En 1949, Jacques Rousseau, premier géographe moderne à visiter les monts Watshish - au sens le plus étroit du terme, c'est à dire le massif situé à 160 km au NE du lac Mistassini -, donne sa juste place et ses justes dimensions à cette entité orographique. Les extravagants monts Watshish sont réduits à un massif en cuesta faisant face au NW et découpé par des vallées encaissées accueillant lacs et rivières. Le tout occupe une zone de
Rousseau publie l'histoire des avatars des monts Otish dans un article des Cahiers de géographie du Québec (1959 ; disponible en ligne, voir «Références»). Il explique la création de cette chaîne de montagnes imaginaire à partir d'un embryon réel – le massif – par la tendance des anciens géographes à reporter sur leurs cartes un relief pour souligner les lignes de partage des eaux. À l'examen des cartes (voir celles qui figurent dans ce billet), on constate que les interminables et sinueux monts Watshish ne sont que ça : l'expression exagérée de la ligne de partage des eaux ! Les chaînes de montagnes n'ont pas l'habitude de serpenter comme les monts Watshish de la fig. 1. Quoi qu'il en soit, les chimériques monts Watshish ont quand même eu une existence réelle (sur les cartes) de plus de deux siècles.
Mais Rousseau (1959, p. 457) ne qualifiait-il pas les monts Otish de «pivot hydrographique de la péninsule Québec-Labardor». Les monts Watshish sont morts, vive les monts Otish !
Commission de toponymie du Québec
Le site de la Commission de toponymie du Québec résume et complète l'article de Rousseau (1959) :«Les monts Otish se dressent jusqu'à une altitude de près de 1130 m au mont Yapeitso [1128 m selon la fiche de la Commission consacrée à ce mont], dans la partie est de la municipalité de Baie-James, à quelque 160 km au nord-est du lac Mistassini.

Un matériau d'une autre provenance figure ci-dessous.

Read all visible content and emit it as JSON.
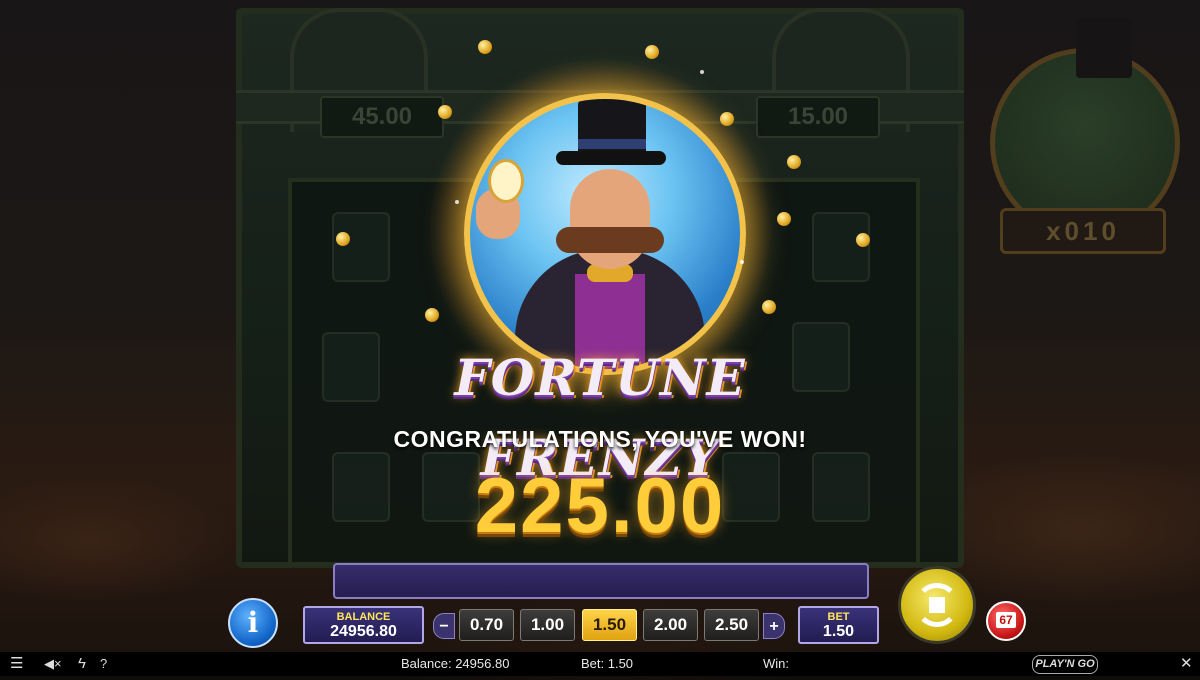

De part et d'autre de la limite entre la région administrative du Saguenay–Lac-Saint-Jean et celle du Nord-du-Québec, ces monts s'étendent sur environ 50 km de longueur et 20 km de largeur et comprennent plusieurs pics, couverts de végétation alpine, que séparent des vallées, des ruisseaux et des lacs encaissés. La rivière Otish est issue de ces monts dont elle porte le nom. La première mention du toponyme remonte à 1731, année où sur sa Carte du Domaine en Canada, le père Laure indique «M. Ouatchish» et situe cette entité orographique à environ 50 km au nord-est du lac Mistassini. Plus tard, John Arrowsmith inscrit «Wotchish Mts» sur ses cartes de 1834 et de 1842, tandis que le journal d'expédition de l'aide-arpenteur Frank Bignell, daté de 1885, fait mention des «monts Otish». De façon générale, les explorateurs et les géographes du XIXe siècle arrivent difficilement à un consensus quant aux dimensions et à la localisation exactes des monts Otish. Par exemple, une carte du Canada, tracée en 1885 par John Bartholomew, les représente même comme étant une chaîne de quelque 800 km de longueur, débutant près de la source de l'Harricana et passant au sud du lac Mistassini pour disparaître à la hauteur des terres, au-dessus de la rivière Moisie. Il faudra attendre le XXe siècle pour élucider ce mystère. Lorsqu'il explore les monts en 1949, Jacques Rousseau les localise avec précision et note que le toponyme Otish, qui signifie petite montagne, résulte d'une déformation de l'appellation montagnaise Watshish. Selon le père Joseph-Étienne Guinard, Watchich est tiré du mot cri watchi, montagne et du diminutif ich, petite. En 1952, on avait attribué à ces monts le nom de Marie-Victorin, qui ne s'est pas imposé dans l'usage. L'appellation amérindienne est donc redevenue officielle.»
Coda
Les monts Watshish n'ont pas totalement disparu : à leur extrémité orientale, là où, suivant la lige de partage des eaux, ils se confondent avec les Laurentides (carte 2b), on reconnait leur tracé dans la frontière Québec - Terre-Neuve décidée par le Conseil privé de Londres en 1927 au détriment du Québec. (Voir carte 3 et Wikipedia, «Frontière entre le Québec et Terre-Neuve-et-Labrador».)Bien sûr, si les Watshish étaient une fiction, les frontières en sont une autre, me direz-vous...
Ajout (29 déc. 2015)
«Laurentides. — Les Laurentides comprennent trois chaînes principales :1. Les monts du Labrador, qui vont de la baie d'Ungava au détroit de Belle-Ile [sic] ;
2. Les monts Watshish, qui forment la ligne de partage des eaux entre le versant de la baie d'Hudson et celui du Saint-Laurent ;
3. Les Laurentides proprement dites, qui s'étendent du Labrador aux Grands-Lacs [sic] en longeant la vallée du Saint-Laurent.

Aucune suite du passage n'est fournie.